Setbacks are Part of the Process
Usually when we are trying to get rid of old, unhealthy patterns of relating, it takes a minute before we can see some lasting changes. You’ll probably stumble along the way because, let’s face it, you don’t go from being the difficult co-worker in the office to being Mary Poppins in a couple of days. And it’s not so much about how others’ perceive you as much as it is about how you perceive yourself and others, which is typically the root of the problem. If someone says something that triggers you, you may resort to old patterns of relating such as shutting down or attacking. But instead of looking at it like a setback, consider it an opportunity to behave differently next time so you’ll be less vulnerable to others’ slights against you.

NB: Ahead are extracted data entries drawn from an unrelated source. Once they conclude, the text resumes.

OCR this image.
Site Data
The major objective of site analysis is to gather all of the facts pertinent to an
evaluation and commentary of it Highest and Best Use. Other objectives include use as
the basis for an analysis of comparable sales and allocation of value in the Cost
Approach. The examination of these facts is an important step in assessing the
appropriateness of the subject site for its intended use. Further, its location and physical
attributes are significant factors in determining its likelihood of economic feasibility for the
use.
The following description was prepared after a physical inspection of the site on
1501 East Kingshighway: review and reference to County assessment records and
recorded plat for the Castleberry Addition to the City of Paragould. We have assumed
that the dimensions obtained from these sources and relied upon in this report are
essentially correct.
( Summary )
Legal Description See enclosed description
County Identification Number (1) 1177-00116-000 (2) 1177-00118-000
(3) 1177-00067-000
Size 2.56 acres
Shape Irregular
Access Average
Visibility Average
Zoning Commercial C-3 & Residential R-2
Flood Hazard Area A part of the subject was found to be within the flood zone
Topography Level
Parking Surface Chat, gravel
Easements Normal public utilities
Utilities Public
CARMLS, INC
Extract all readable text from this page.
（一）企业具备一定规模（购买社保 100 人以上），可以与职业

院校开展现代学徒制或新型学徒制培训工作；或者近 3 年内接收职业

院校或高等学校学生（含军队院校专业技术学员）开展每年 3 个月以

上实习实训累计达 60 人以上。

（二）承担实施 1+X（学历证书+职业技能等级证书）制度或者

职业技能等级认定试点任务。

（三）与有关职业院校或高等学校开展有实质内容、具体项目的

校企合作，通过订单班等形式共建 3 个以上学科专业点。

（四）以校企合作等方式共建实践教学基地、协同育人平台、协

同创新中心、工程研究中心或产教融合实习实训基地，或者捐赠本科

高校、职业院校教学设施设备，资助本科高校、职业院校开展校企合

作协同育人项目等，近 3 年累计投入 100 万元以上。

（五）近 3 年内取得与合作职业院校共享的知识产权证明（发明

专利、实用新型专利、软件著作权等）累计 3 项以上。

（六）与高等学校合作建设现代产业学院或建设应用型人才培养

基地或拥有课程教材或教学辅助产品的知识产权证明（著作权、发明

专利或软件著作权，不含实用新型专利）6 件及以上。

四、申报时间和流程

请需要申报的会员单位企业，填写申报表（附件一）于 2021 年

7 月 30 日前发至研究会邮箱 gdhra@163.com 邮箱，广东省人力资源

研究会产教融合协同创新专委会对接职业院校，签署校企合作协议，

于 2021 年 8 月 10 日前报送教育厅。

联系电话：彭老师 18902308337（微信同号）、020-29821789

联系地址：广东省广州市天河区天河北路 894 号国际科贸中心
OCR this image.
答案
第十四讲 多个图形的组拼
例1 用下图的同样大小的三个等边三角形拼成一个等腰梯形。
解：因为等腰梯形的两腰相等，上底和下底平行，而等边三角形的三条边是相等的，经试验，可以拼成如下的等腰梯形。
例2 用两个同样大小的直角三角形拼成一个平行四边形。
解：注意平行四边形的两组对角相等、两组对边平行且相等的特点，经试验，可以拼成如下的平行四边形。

Stay Compassionate- You are Not Your Personality Problems
Any changes towards a healthy personality style begins with self-compassion to know that you are not your personality problems. You may feel that way because your personality is so much a part of you. But problematic personality traits are really just unhealthy coping skills you have acquired to help you get through life. Once you can see yourself, with all your good qualities and quirks, as separate from your personality problems it will be easier to shed them. Visualize how you would feel about yourself and others if you did not have to deal with the insecurities and fears that are at the root of your personality problems. Your relationships with others would probably improve because people would see a difference in the way you relate to yourself and them.
These are just a few tips and are not meant to take the place of clinical treatment. If you are struggling with problematic personality traits and relationship problems too severe to handle on your own, try seeking the assistance of a professional. It may be more helpful than you realize.